The overall goal of the Cancer Pharmacokinetics and Pharmacodynamics Core (CPPC) is to provide a high quality resource and state-of-the-art services for measuring pharmacokinetic drug levels of novel and standard chemotherapeutic agents in preclinical animal studies and in clinical studies, and to quantify pharmacodynamic endpoints in preclinical studies as well as for early phase clinical trials. Drug quantitation is achieved through liquid chromatography-tandem mass spectrometry workflows using biological fluids (e.g., blood, serum, urine) and other tissues, including tumors. These measurements can be taken further downstream to produce useful pharmacokinetic data.
Molecular endpoints are obtained through select core immunoassay services using whole cells, cell/tumor extracts or biological fluids. High-throughput, cell-based drug screening assays with multidrug synergy analysis can be used in a preclinical setting or as part of clinical correlative studies. Additional services supporting pre-clinical experimentation include cell-line drug quantitation and pharmacokinetic analysis. Major technical services offered by CPPC are Drug Quantitation, Pharmacokinetic Analysis, Drug Response Assays and Pharmacodynamic Analytical Services.
The CPPC offers a full line of services within these major categories and the ability to work with investigators through collaborative design, to develop and implement both translational science and clinical science experiments in the core under the umbrella of services. In addition, a major function of the CPPC is dedicated to consultation services to Members ranging from experimental design to interpretation of data. The core consists of five full-time highly trained staff members. These kinetic and dynamic services provide cancer center members with invaluable resources to conduct research and play a significant role in establishing the cancer center as a leader in clinical and translational research.

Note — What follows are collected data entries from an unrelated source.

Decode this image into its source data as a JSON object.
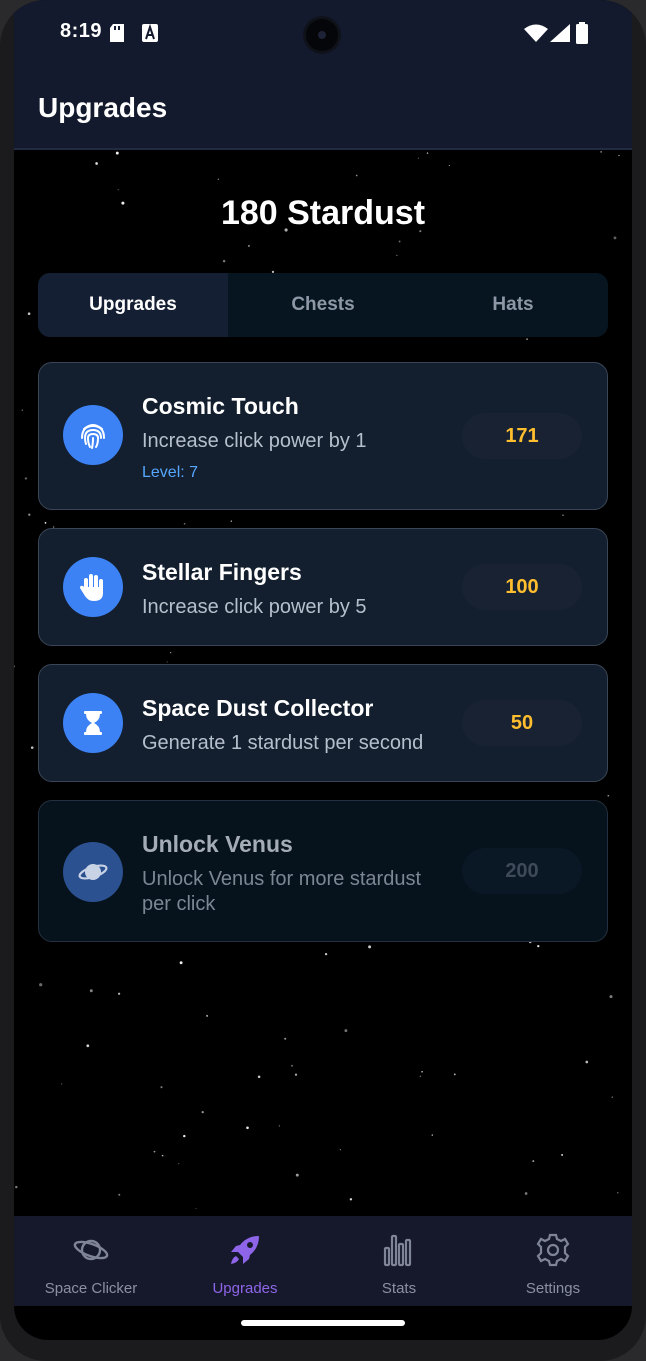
{
  "status": {
    "time": "8:19"
  },
  "appbar": {
    "title": "Upgrades"
  },
  "stardust": {
    "amount": "180",
    "unit": "Stardust"
  },
  "tabs": [
    {
      "label": "Upgrades",
      "active": true
    },
    {
      "label": "Chests",
      "active": false
    },
    {
      "label": "Hats",
      "active": false
    }
  ],
  "upgrades": [
    {
      "title": "Cosmic Touch",
      "description": "Increase click power by 1",
      "level": "Level: 7",
      "price": "171",
      "icon": "fingerprint-icon",
      "locked": false
    },
    {
      "title": "Stellar Fingers",
      "description": "Increase click power by 5",
      "price": "100",
      "icon": "hand-icon",
      "locked": false
    },
    {
      "title": "Space Dust Collector",
      "description": "Generate 1 stardust per second",
      "price": "50",
      "icon": "hourglass-icon",
      "locked": false
    },
    {
      "title": "Unlock Venus",
      "description": "Unlock Venus for more stardust per click",
      "price": "200",
      "icon": "planet-icon",
      "locked": true
    }
  ],
  "nav": [
    {
      "label": "Space Clicker",
      "icon": "planet-icon",
      "active": false
    },
    {
      "label": "Upgrades",
      "icon": "rocket-icon",
      "active": true
    },
    {
      "label": "Stats",
      "icon": "bar-chart-icon",
      "active": false
    },
    {
      "label": "Settings",
      "icon": "gear-icon",
      "active": false
    }
  ],
  "colors": {
    "accent": "#3c82f4",
    "price": "#ffbe2e",
    "nav_active": "#8e65e8",
    "level": "#55a7ff"
  }
}
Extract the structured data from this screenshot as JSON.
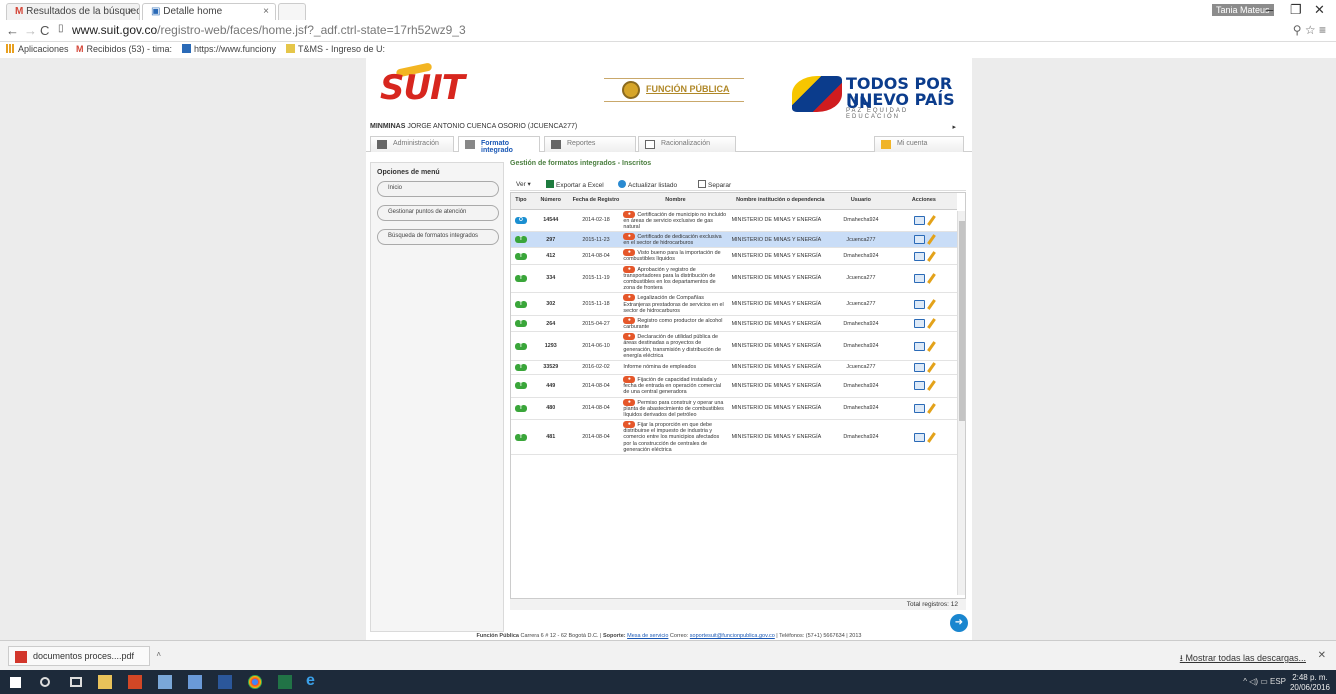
{
  "browser": {
    "tabs": [
      {
        "label": "Resultados de la búsqued",
        "active": false
      },
      {
        "label": "Detalle home",
        "active": true
      }
    ],
    "user_name": "Tania Mateus",
    "url_host": "www.suit.gov.co",
    "url_path": "/registro-web/faces/home.jsf?_adf.ctrl-state=17rh52wz9_3",
    "bookmarks": [
      {
        "label": "Aplicaciones",
        "icon": "apps-icon"
      },
      {
        "label": "Recibidos (53) - tima:",
        "icon": "gmail-icon"
      },
      {
        "label": "https://www.funciony",
        "icon": "page-icon"
      },
      {
        "label": "T&MS - Ingreso de U:",
        "icon": "folder-icon"
      }
    ]
  },
  "site": {
    "logo_text": "UIT",
    "funcion_publica_label": "FUNCIÓN PÚBLICA",
    "campaign_line1": "TODOS POR UN",
    "campaign_line2": "NUEVO PAÍS",
    "campaign_line3": "PAZ EQUIDAD EDUCACIÓN",
    "user_entity": "MINMINAS",
    "user_name": "JORGE ANTONIO CUENCA OSORIO (JCUENCA277)",
    "user_arrow": "▸",
    "menu": [
      {
        "label": "Administración",
        "icon": "user-icon",
        "active": false
      },
      {
        "label": "Formato integrado",
        "icon": "form-icon",
        "active": true
      },
      {
        "label": "Reportes",
        "icon": "report-icon",
        "active": false
      },
      {
        "label": "Racionalización",
        "icon": "edit-icon",
        "active": false
      },
      {
        "label": "Mi cuenta",
        "icon": "star-icon",
        "active": false
      }
    ],
    "left_menu_title": "Opciones de menú",
    "left_menu": [
      "Inicio",
      "Gestionar puntos de atención",
      "Búsqueda de formatos integrados"
    ],
    "main_title": "Gestión de formatos integrados - Inscritos",
    "toolbar": {
      "view": "Ver ▾",
      "export": "Exportar a Excel",
      "refresh": "Actualizar listado",
      "detach": "Separar"
    },
    "columns": [
      "Tipo",
      "Número",
      "Fecha de Registro",
      "Nombre",
      "Nombre institución o dependencia",
      "Usuario",
      "Acciones"
    ],
    "rows": [
      {
        "tipo": "O",
        "tipo_color": "blue",
        "numero": "14544",
        "fecha": "2014-02-18",
        "tag": "●",
        "nombre": "Certificación de municipio no incluido en áreas de servicio exclusivo de gas natural",
        "institucion": "MINISTERIO DE MINAS Y ENERGÍA",
        "usuario": "Dmahecha924",
        "selected": false
      },
      {
        "tipo": "T",
        "tipo_color": "green",
        "numero": "297",
        "fecha": "2015-11-23",
        "tag": "●",
        "nombre": "Certificado de dedicación exclusiva en el sector de hidrocarburos",
        "institucion": "MINISTERIO DE MINAS Y ENERGÍA",
        "usuario": "Jcuenca277",
        "selected": true
      },
      {
        "tipo": "T",
        "tipo_color": "green",
        "numero": "412",
        "fecha": "2014-08-04",
        "tag": "●",
        "nombre": "Visto bueno para la importación de combustibles líquidos",
        "institucion": "MINISTERIO DE MINAS Y ENERGÍA",
        "usuario": "Dmahecha924",
        "selected": false
      },
      {
        "tipo": "T",
        "tipo_color": "green",
        "numero": "334",
        "fecha": "2015-11-19",
        "tag": "●",
        "nombre": "Aprobación y registro de transportadores para la distribución de combustibles en los departamentos de zona de frontera",
        "institucion": "MINISTERIO DE MINAS Y ENERGÍA",
        "usuario": "Jcuenca277",
        "selected": false
      },
      {
        "tipo": "T",
        "tipo_color": "green",
        "numero": "302",
        "fecha": "2015-11-18",
        "tag": "●",
        "nombre": "Legalización de Compañías Extranjeras prestadoras de servicios en el sector de hidrocarburos",
        "institucion": "MINISTERIO DE MINAS Y ENERGÍA",
        "usuario": "Jcuenca277",
        "selected": false
      },
      {
        "tipo": "T",
        "tipo_color": "green",
        "numero": "264",
        "fecha": "2015-04-27",
        "tag": "●",
        "nombre": "Registro como productor de alcohol carburante",
        "institucion": "MINISTERIO DE MINAS Y ENERGÍA",
        "usuario": "Dmahecha924",
        "selected": false
      },
      {
        "tipo": "T",
        "tipo_color": "green",
        "numero": "1293",
        "fecha": "2014-06-10",
        "tag": "●",
        "nombre": "Declaración de utilidad pública de áreas destinadas a proyectos de generación, transmisión y distribución de energía eléctrica",
        "institucion": "MINISTERIO DE MINAS Y ENERGÍA",
        "usuario": "Dmahecha924",
        "selected": false
      },
      {
        "tipo": "T",
        "tipo_color": "green",
        "numero": "33529",
        "fecha": "2016-02-02",
        "tag": "",
        "nombre": "Informe nómina de empleados",
        "institucion": "MINISTERIO DE MINAS Y ENERGÍA",
        "usuario": "Jcuenca277",
        "selected": false
      },
      {
        "tipo": "T",
        "tipo_color": "green",
        "numero": "449",
        "fecha": "2014-08-04",
        "tag": "●",
        "nombre": "Fijación de capacidad instalada y fecha de entrada en operación comercial de una central generadora",
        "institucion": "MINISTERIO DE MINAS Y ENERGÍA",
        "usuario": "Dmahecha924",
        "selected": false
      },
      {
        "tipo": "T",
        "tipo_color": "green",
        "numero": "480",
        "fecha": "2014-08-04",
        "tag": "●",
        "nombre": "Permiso para construir y operar una planta de abastecimiento de combustibles líquidos derivados del petróleo",
        "institucion": "MINISTERIO DE MINAS Y ENERGÍA",
        "usuario": "Dmahecha924",
        "selected": false
      },
      {
        "tipo": "T",
        "tipo_color": "green",
        "numero": "481",
        "fecha": "2014-08-04",
        "tag": "●",
        "nombre": "Fijar la proporción en que debe distribuirse el impuesto de industria y comercio entre los municipios afectados por la construcción de centrales de generación eléctrica",
        "institucion": "MINISTERIO DE MINAS Y ENERGÍA",
        "usuario": "Dmahecha924",
        "selected": false
      }
    ],
    "total_label": "Total registros: 12",
    "footer": {
      "org": "Función Pública",
      "address": " Carrera 6 # 12 - 62 Bogotá D.C. | ",
      "support_label": "Soporte: ",
      "support_link": "Mesa de servicio",
      "email_label": " Correo: ",
      "email": "soportesuit@funcionpublica.gov.co",
      "phone": " | Teléfonos: (57+1) 5667634 | 2013"
    }
  },
  "downloads": {
    "file": "documentos proces....pdf",
    "show_all": "Mostrar todas las descargas..."
  },
  "taskbar": {
    "lang": "ESP",
    "time": "2:48 p. m.",
    "date": "20/06/2016"
  },
  "colors": {
    "accent_blue": "#1a58b5",
    "green_title": "#4a7e3e",
    "selected_row": "#c9ddf7",
    "badge_green": "#3aa63a",
    "badge_blue": "#1b8fd1"
  }
}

CPPC services include specialized sample processing for research specimens collected in clinical trials and a variety of pharmacologic, whole cell-based and molecular assays:
Drug Quantitation (free and total)
Metabolic Stability/Inhibition Studies
Basic Science (cell lines)
Non-Compartmental & Compartmental Analysis
Molecular Endpoint Analysis
Hematologic Subset Enrichment
ELISA and CBA/Luminex Setup
Drug Screening/Drug Interaction Analysis
384- and 1536-well Plate - Cell Based Assays
Viability/Cytotoxicity/Apoptosis IC50 Analysis
Drug Synergy/Antagonism Analysis (EoHSA/CI)
Please contact the Core by phone or email for more details on current services and pricing.
Andrii Monastyrskyi, PhD
Nelli Bejanyan, MD
Manager, Translational Sciences Shared Resources:
Anthony Neuger, MS
Staff Scientist - Samer Sansil, MS
Staff Scientist - Chris Cubitt, PhD
Research Specialist - Shumin Zhang, MD
Research Specialist - Ashley Blanchard, BS
The Cancer Pharmacokinetics and Pharmacodynamics Core is located in the Moffitt Research Center (MRC) on the first floor, rooms 1304 & 1305.
The Cancer Pharmacokinetics and Pharmacodynamics Core uses a Laboratory Information Management Suite (LIMS) located on the Moffittnet for billing and usage tracking.
All publications based on work conducted in the Cancer Pharmacokinetics and Pharmacodynamics Core should acknowledge the facility. A suggested statement is as follows:
This work has been supported in part by the Cancer Pharmacokinetics and Pharmacodynamics Core at the H. Lee Moffitt Cancer Center & Research Institute, a comprehensive cancer center designated by the National Cancer Institute and funded in part by Moffitt’s Cancer Center Support Grant (P30-CA076292)
If a Core Staff member(s) significantly contributes or participates in a project, investigators are encouraged to consider including the individual(s) in the list of authors.